UN CADRE meurt en moyenne à 82 ans quand l’espérance de vie d’un ouvrier est de 76 ans. « Les inégalités sociales de santé sont le reflet de l’injustice sociale sur le territoire, explique le Dr Dominique Lagabrielle, chargé de mission pour MG France sur cette problématique. Le constat est connu de longue date et il a tendance à s’aggraver mais les pistes d’action sont immenses. » Une centaine de généralistes ont confronté leurs expériences et évoqué des remèdes pour rétablir une « équité des soins » lors d’un congrès organisé à Paris par MG France.
Généraliste dans le quartier populaire parisien de Belleville, le Dr Mady Denantes relate la difficulté de ses patients d’accéder à des spécialistes à tarifs opposables. « Nous travaillons uniquement avec des praticiens de secteur I mais il nous est de plus en plus difficile d’en trouver », confie-t-elle. Confrontés à des situations inextricables, les médecins sont parfois contraints d’enfreindre la loi. « J’avais une suspicion de cancer de la vessie pour un homme de 75 ans en ALD, explique le Dr Denantes. Il ne pouvait pas payer l’échographie, alors nous avons décidé, en réunion de staff, de prescrire l’examen dans la partie haute du bizone pour qu’il le réalise et soit pris en charge. »
Ruses et sacrifices.
Pour s’assurer du suivi d’une patiente de 24 ans, qui a connu une enfance difficile et consommé du cannabis, le Dr Denantes est prête à certains sacrifices. « Quand elle vient, le cabinet est réglé 16,10 euros. On ne lui applique pas le ticket modérateur car on veut continuer à la voir. » La généraliste cherche une parade pour que la jeune femme accepte un frottis l’an prochain. « Nous sommes les témoins d’un glissement d’une assurance-maladie de moins en moins solidaire, analyse la généraliste parisienne. À l’heure du paiement à la performance, ne faudrait-il pas choisir des indicateurs de rémunération qui réduiraient les facteurs des inégalités sociales de santé ? ».
La prévention et l’éducation à la santé sont d’autres moyens d’action prioritaires pour restreindre la fracture médicale entre les classes aisées et populaires. Le Dr Hubert Falcoff, qui exerce dans le 13e arrondissement de Paris, affirme que les généralistes ont un rôle clé à jouer en aidant les patients à mieux comprendre leurs problèmes de santé.

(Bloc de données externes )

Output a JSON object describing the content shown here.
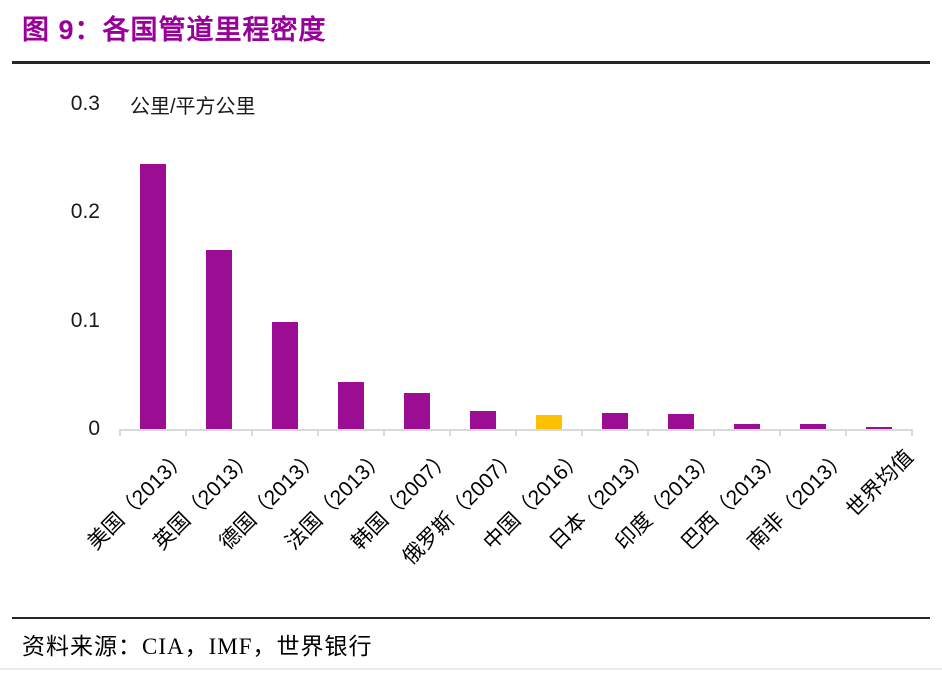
{
  "header": {
    "title": "图 9：各国管道里程密度"
  },
  "footer": {
    "source": "资料来源：CIA，IMF，世界银行"
  },
  "colors": {
    "title_purple": "#990099",
    "bar_purple": "#9b0d92",
    "bar_highlight_yellow": "#ffc000",
    "axis_gray": "#d9d9d9",
    "rule_dark": "#262626",
    "rule_light": "#ececec"
  },
  "chart_data": {
    "type": "bar",
    "title": "图 9：各国管道里程密度",
    "unit_label": "公里/平方公里",
    "xlabel": "",
    "ylabel": "公里/平方公里",
    "ylim": [
      0,
      0.3
    ],
    "yticks": [
      0,
      0.1,
      0.2,
      0.3
    ],
    "ytick_labels": [
      "0",
      "0.1",
      "0.2",
      "0.3"
    ],
    "grid": "off",
    "legend": "none",
    "categories": [
      "美国（2013）",
      "英国（2013）",
      "德国（2013）",
      "法国（2013）",
      "韩国（2007）",
      "俄罗斯（2007）",
      "中国（2016）",
      "日本（2013）",
      "印度（2013）",
      "巴西（2013）",
      "南非（2013）",
      "世界均值"
    ],
    "values": [
      0.245,
      0.165,
      0.099,
      0.043,
      0.033,
      0.017,
      0.013,
      0.015,
      0.014,
      0.005,
      0.005,
      0.002
    ],
    "highlight_index": 6,
    "highlight_color": "#ffc000",
    "bar_color": "#9b0d92"
  }
}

Dans un autre quartier populaire de la capitale, à la Goutte d’Or, le Dr Agnès Giannotti prend en compte l’histoire personnelle de ses patients pour être plus efficace dans les soins. La généraliste raconte la visite d’une femme d’origine africaine qui présente une hémoglobine glyquée à 15. La patiente confie être rentrée trois mois plus tôt d’un voyage en Afrique où elle a consulté un guérisseur et stoppé son traitement. « Je lui ai proposé de combiner les deux traitements », explique le Dr Giannotti.
Cibler les difficultés.
Des villes se mobilisent pour améliorer leurs indicateurs de santé auprès des populations fragiles. Aux Mureaux, des professionnels de santé du secteur social réalisent des actions d’information et d’éducation sur le dépistage des cancers du col utérin et du sein. Un film « T’as fait ta mammo ? » a été diffusé. « Nous avons touché 330 femmes et le nombre de frottis a grimpé de 28 % et les mammographies de 24 % auprès des femmes de la ville », explique le Dr Marie-Hélène Certain, vice-présidente de MG France et conseillère municipale aux Mureaux.
Pour amplifier la lutte contre les inégalités sociales de santé, un groupe de généralistes a planché pendant un an sur un système d’information permettant d’identifier la situation des patients en difficulté. Une recommandation a émergé : que le dossier patient comporte une information sur sa couverture sociale (complémentaire, CMU, AME...), sa situation par rapport à l’emploi et ses capacités de compréhension. « Le recueil systématique de ces informations permettrait une prise en charge adaptée à la situation de chaque patient », explique le Dr Sophia Chatelard, généraliste à Saint-Martin-d’Hères (Isère).